Alice Springs pubs' success doesn't have to come at expense of patrons' lives
I DON'T agree that alcohol prohibition is the answer to managing alcohol abuse.
As the owner of the Heavitree Gap Tavern, which is part of our Heavitree Gap Outback Lodge on the outskirts of Alice Springs, Australian Property Projects is one of the biggest owners of hospitality properties in Australia.
Our other hospitality properties, operated by Aurora Hotels-Resorts-Attractions include Aurora Alice Springs, Aurora Kakadu, Aurora Shady Glen Tourist Park, Kakadu Lodge and Caravan Park and the Aurora Ozone Hotel on SA's Kangaroo Island. We've achieved success in this sector over two decades and employ hundreds of people across our company.
Among our many customers are indigenous Australians, in whose communities we operate and whose aspirations and issues we have worked hard to understand. These issues including the potential abuse of substances including petrol and alcohol are complex and require cooperation and care in their management.
I believe that as a company we are fortunate to have working for us a group of caring and responsible people and we're all committed to supporting both the Northern Territory and federal governments' attempts to tackle local alcohol abuse issues, just as we fully support the police and appreciate the challenges they face.
As a long-term liquor licence operator at no time in our history have we ever been in breach of our licensing conditions.
It's important to protect the viability of local business operations but this is not inconsistent with implementing initiatives that may result in a reduction in alcohol sales and consumption if it means improving community life and patron wellbeing.
Because we are determined to take the initiative and find ways to make a difference, we've taken a range of voluntary actions in recent months that I hope will set a standard and inspire fellow operators to follow our lead.
These include:
* Heavitree Gap Tavern has voluntarily agreed to observe bans on patrons that apply in other licensed premises in designated areas of Alice Springs where police now have the power to ban people from licensed premises for up to 48 hours. If patrons are banned there, they are also banned from the Heavitree Gap Tavern;
* The tavern's front bar opening time has been pushed back an hour to 11am;
* If our staff identify any unsupervised children in the car park or tavern surrounds, their parents are located and then banned from the premises for six months;
* Alcohol products in our supermarket adjacent the tavern are kept in a locked area and customers are accompanied by staff when making their purchases;
* We do not undertake heavy discounting of wine products.
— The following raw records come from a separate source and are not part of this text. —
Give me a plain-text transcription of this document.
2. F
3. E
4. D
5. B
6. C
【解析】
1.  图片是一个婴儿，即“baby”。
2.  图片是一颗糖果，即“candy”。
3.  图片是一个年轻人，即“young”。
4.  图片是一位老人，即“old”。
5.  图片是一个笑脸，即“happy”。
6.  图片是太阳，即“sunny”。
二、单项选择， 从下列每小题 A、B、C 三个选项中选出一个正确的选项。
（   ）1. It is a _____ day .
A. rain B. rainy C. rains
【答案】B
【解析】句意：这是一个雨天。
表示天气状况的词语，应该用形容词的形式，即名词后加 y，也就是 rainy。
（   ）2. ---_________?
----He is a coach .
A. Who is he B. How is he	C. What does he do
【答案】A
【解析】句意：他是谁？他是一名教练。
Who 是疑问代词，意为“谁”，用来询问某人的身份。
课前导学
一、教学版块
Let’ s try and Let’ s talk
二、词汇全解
In Alice Springs, we've been working with the local Aboriginal community organisation, the Lhere Artepe Group. Both Lhere Artepe and our team agree that business success shouldn't come at the expense of patrons' lives. We also agree that together we have an opportunity assist in educating the community about the responsible service and consumption of alcohol.
Sale of cask wine is banned at the IGA supermarkets recently acquired by Lhere Artepe. Under the new ownership onsite nutritionists provide advice to shoppers, including young mothers and other care givers. I've also adopted the same strategies at our own IGA supermarket part of the Heavitree Gap Outback Lodge, where cask wine is no longer stocked.
We are working closely with the CEO of Lhere Artepe Darryl Pearce, who says he hopes other local retailers follow our lead.
We've taken a lot of steps in recent months, but our record of playing a part in addressing some of the social issues in the NT didn't begin recently.
For example, when my business partner Michael Manning and I bought the Aurora Kakadu property at South Alligator in Kakadu National Park in 1999, it incorporated the only takeaway liquor outlet outside of Jabiru before the Bark Hut, which is a further 90km towards Darwin - we voluntarily stopped selling takeaway alcohol altogether.
Originally we had been asked to sell only low-alcohol lines to indigenous customers, but we voluntarily terminated all off-premise alcohol sales because we didn't think it was fair to discriminate between indigenous and non-indigenous customers.
That policy, still in place today, has cost us more than $1.5 million in lost net profits over the past 11 years but has made a significant and widely acknowledged contribution to the wellbeing of local communities.
I've also committed our fuel outlet at Aurora Kakadu to the Opal fuel rollout in the region to assist the fight against petrol sniffing.
All these initiatives - including the voluntary imposition of service restrictions at our Heavitree Tavern premises - are an integral part of our contribution to the wellbeing of NT communities because I know we have a responsibility to play our part in the community.
Ian Drummond's company Australian Property Projects owns Heavitree Gap.